Salmon and pea patties with mint raita
Time to make: 45 mins
(at time of publication)
Nutrition Info.(per serve)
- 3 medium desiree potatoes, unpeeled
- 3/4 cup frozen peas
- 415g can pink salmon in spring water, drained, skin and bones removed, flaked
- 1 tablespoon olive oil
- 1 small red onion, finely chopped
- 2 teaspoons mild curry powder
- 2 cloves garlic
- 3/4 cup dried breadcrumbs
- 1 egg white, lightly beaten
- 200g low-fat natural yoghurt
- 1/2 Lebanese cucumber, ends trimmed and finely chopped
- 2 tablespoons lemon juice, freshly squeezed
- 2 tablespoons finely chopped mint leaves
- 1 1/2 cups baby spinach leaves, to serve
Total fat 17.9g
Saturated fat 4g
Dietary fibre 4.7g
1 Use a skewer to pierce potatoes all over. Cook potatoes in a medium saucepan of boiling water for 20 minutes, or until tender, adding peas during last 3 minutes of cooking. Drain and set aside. When cool, peel potatoes and return to the pan. Add peas and salmon.
1 Heat oil in a large non-stick frying pan over medium heat. Add the onions and cook, stirring, for 2 minutes, or until soft. Stir in curry powder and 1 crushed garlic clove. Cook, stirring, for 30 seconds, or until fragrant. Add to potato mixture.
3 Add half the breadcrumbs and egg white to potato mixture and use a potato masher to mash until well combined.
Divide mixture into eight equal portions. Shape each portion into a patty. Coat in remaining breadcrumbs. Place on a plate and cover with plastic wrap. Refrigerate for 15 minutes.
4 To make raita, combine yoghurt, cucumber, lemon juice, mint and remaining crushed garlic clove in a medium bowl. Cover with plastic wrap and set aside until required.

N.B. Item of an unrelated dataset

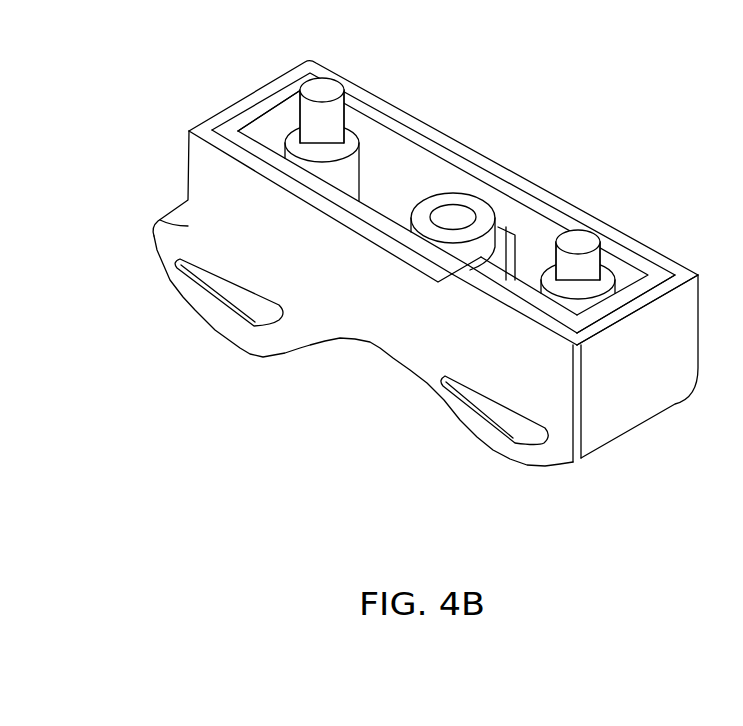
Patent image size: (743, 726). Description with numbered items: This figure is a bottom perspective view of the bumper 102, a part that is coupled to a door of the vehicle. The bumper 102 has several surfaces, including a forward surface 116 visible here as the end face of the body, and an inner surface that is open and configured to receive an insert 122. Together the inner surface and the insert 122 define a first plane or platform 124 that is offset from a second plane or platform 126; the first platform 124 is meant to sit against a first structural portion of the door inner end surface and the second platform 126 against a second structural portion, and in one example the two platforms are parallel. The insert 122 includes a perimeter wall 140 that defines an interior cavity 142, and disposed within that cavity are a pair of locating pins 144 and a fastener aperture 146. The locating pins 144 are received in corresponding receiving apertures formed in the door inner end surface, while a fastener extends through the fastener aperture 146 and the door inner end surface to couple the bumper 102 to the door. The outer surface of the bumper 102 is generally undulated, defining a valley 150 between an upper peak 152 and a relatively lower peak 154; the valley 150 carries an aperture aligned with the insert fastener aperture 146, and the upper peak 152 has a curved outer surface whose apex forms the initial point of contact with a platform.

Place a large non-stick frying pan over a medium-high heat. Spray pan with cooking oil. Cook half the patties for about 2-3 minutes each side, or until golden and hot. Transfer to a plate. Cover with foil. Repeat with remaining patties.
5 Divide spinach among four serving plates. Top with patties and a dollop of raita and serve.